Die Initiative Lieferkettengesetz, zu der neben Misereor und Germanwatch etwa Oxfam, der BUND und Brot für die Welt gehören, kritisierte: "Durch die gemeinsame Mehrheit von Europäischer Volkspartei und rechtsextremen Fraktionen wurde die EU-Lieferkettenrichtlinie bis zur Unkenntlichkeit abgeschwächt - ein politischer Dammbruch mit unmittelbaren Folgen für den Schutz von Menschenrechten und Umwelt sowie die politische Stabilität der EU."

 

Hintergrund der Kritik ist, dass es für das Vorhaben keine Mehrheit der pro-europäischen Mitte gab, die sonst üblicherweise vor Abstimmungen Kompromisse aushandelt und so eine Parlamentsmehrheit bildet.
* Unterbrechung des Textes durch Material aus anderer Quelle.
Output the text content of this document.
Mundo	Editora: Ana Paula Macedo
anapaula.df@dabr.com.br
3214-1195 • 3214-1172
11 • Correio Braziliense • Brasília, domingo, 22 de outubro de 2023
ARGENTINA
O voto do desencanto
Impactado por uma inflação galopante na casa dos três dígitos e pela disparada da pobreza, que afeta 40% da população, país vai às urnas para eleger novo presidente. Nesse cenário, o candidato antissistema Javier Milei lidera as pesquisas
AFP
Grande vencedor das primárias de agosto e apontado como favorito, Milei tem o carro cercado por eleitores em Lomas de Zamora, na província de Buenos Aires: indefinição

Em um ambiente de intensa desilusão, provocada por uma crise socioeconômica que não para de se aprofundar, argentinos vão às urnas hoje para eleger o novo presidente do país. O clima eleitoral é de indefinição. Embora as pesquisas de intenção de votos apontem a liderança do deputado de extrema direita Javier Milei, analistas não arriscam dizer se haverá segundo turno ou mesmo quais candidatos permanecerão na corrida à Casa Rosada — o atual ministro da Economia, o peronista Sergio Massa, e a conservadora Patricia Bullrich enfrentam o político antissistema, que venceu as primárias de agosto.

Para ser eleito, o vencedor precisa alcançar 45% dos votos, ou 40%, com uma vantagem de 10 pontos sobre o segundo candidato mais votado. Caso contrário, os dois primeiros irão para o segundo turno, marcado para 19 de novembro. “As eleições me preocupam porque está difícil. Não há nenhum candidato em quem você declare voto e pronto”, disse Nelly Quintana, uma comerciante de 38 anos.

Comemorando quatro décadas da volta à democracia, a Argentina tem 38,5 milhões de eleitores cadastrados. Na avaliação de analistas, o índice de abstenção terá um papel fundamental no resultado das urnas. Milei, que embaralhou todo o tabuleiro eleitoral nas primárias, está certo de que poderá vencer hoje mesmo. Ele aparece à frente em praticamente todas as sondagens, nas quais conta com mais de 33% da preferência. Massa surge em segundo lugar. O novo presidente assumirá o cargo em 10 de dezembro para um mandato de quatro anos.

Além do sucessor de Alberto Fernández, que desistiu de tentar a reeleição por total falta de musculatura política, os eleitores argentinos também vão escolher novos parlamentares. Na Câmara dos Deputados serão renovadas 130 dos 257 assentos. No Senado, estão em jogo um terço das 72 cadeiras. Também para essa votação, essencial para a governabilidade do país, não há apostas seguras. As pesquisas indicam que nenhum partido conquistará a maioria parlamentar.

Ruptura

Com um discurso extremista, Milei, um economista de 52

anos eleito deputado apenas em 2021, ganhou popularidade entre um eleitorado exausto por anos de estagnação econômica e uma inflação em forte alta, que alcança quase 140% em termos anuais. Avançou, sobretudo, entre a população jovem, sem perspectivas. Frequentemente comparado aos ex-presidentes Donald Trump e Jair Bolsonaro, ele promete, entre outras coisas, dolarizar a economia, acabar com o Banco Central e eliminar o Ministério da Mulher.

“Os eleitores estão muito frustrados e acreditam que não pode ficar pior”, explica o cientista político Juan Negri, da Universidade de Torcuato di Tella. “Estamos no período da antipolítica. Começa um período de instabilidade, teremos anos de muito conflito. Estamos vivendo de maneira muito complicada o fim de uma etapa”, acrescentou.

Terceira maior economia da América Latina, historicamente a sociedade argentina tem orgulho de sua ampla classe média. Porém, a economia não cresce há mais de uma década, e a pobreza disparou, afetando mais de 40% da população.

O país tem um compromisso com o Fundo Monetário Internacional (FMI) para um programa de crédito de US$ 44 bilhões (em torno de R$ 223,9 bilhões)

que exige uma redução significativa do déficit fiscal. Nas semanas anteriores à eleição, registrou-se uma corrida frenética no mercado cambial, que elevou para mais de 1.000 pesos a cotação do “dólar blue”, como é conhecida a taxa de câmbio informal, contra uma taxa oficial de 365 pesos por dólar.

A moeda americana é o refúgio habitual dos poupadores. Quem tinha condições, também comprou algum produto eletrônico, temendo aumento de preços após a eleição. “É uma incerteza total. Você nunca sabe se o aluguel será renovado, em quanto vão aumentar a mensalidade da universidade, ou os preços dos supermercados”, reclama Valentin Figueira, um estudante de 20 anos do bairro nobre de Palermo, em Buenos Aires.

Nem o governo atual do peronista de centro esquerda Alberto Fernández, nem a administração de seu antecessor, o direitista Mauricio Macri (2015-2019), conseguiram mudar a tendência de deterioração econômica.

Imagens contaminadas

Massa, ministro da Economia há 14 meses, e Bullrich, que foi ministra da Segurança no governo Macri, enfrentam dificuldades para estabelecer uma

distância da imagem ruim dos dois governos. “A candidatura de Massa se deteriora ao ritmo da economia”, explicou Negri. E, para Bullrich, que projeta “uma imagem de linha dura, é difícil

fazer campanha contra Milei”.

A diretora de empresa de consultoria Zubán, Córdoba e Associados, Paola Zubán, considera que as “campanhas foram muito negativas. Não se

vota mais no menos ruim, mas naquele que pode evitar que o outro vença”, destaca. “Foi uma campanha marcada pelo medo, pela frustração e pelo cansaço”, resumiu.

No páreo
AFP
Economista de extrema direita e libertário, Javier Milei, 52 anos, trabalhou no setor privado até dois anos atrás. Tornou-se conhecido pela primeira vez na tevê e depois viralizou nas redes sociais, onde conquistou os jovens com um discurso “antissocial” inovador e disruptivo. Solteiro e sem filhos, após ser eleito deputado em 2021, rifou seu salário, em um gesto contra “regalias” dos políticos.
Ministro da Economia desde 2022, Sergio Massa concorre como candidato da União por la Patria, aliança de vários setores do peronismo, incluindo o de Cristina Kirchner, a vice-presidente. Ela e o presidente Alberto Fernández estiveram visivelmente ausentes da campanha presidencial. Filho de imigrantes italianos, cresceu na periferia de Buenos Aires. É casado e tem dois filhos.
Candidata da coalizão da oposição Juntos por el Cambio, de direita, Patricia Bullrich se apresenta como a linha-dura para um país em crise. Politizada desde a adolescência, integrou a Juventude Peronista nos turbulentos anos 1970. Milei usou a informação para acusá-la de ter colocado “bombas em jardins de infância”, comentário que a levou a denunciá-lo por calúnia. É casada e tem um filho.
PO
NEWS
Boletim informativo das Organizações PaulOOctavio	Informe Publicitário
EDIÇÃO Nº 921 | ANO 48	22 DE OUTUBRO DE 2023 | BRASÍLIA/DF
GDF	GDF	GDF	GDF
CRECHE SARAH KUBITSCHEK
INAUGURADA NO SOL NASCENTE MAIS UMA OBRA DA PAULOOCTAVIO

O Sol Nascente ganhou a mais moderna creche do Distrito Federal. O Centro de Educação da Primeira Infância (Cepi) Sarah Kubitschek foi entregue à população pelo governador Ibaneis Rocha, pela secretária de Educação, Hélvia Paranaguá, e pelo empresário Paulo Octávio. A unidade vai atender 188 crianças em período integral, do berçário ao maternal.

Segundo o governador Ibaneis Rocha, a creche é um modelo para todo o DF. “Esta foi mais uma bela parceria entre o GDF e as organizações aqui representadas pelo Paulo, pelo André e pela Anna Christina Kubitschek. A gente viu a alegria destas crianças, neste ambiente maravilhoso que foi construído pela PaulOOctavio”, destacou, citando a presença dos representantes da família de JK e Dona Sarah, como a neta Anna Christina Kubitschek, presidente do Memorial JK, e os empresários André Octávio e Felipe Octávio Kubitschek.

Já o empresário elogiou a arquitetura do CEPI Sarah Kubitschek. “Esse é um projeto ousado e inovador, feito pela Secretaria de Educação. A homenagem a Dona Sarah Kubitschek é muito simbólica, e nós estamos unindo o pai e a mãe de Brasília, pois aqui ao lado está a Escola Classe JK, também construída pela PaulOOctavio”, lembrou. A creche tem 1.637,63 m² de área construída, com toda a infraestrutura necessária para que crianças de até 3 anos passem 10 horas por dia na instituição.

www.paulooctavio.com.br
Die EVP betont die Entlastungen für die Wirtschaft und wirft den Sozialdemokraten im Parlament vor, keine Kompromisse eingegangen zu sein. Die Sozialdemokraten zeigen mit dem Finger auf die Parteienfamilie der CDU/CSU, die nicht zu Kompromissen bereit gewesen sei.

 

Am Dienstag beginnen die Verhandlungen mit den EU-Mitgliedsstaaten. Bis Ende des Jahres sollen sie abgeschlossen sein.

 

Billige Kleidung auf Kosten der Arbeiter

 

Das EU-Lieferkettengesetz wurde endgültig im April vergangenen Jahres beschlossen. Einschneidend für Debatten um die Verantwortung von Firmen für ihre Produkte entlang der ganzen Lieferkette war der Einsturz einer Textilfabrik in Bangladesch. 2013 starben in Rana Plaza mehr als 1.100 Frauen, weil zu wenig Rücksicht auf Arbeitssicherheit gelegt wurde. Damals war das Entsetzen in Europa groß. Denn in Rana Plaza, wie in anderen Fabriken in Bangladesch, werden T-Shirts, Hosen und Hemden genäht, die am Ende in den Filialen in Deutschland und Europa zu kaufen sind.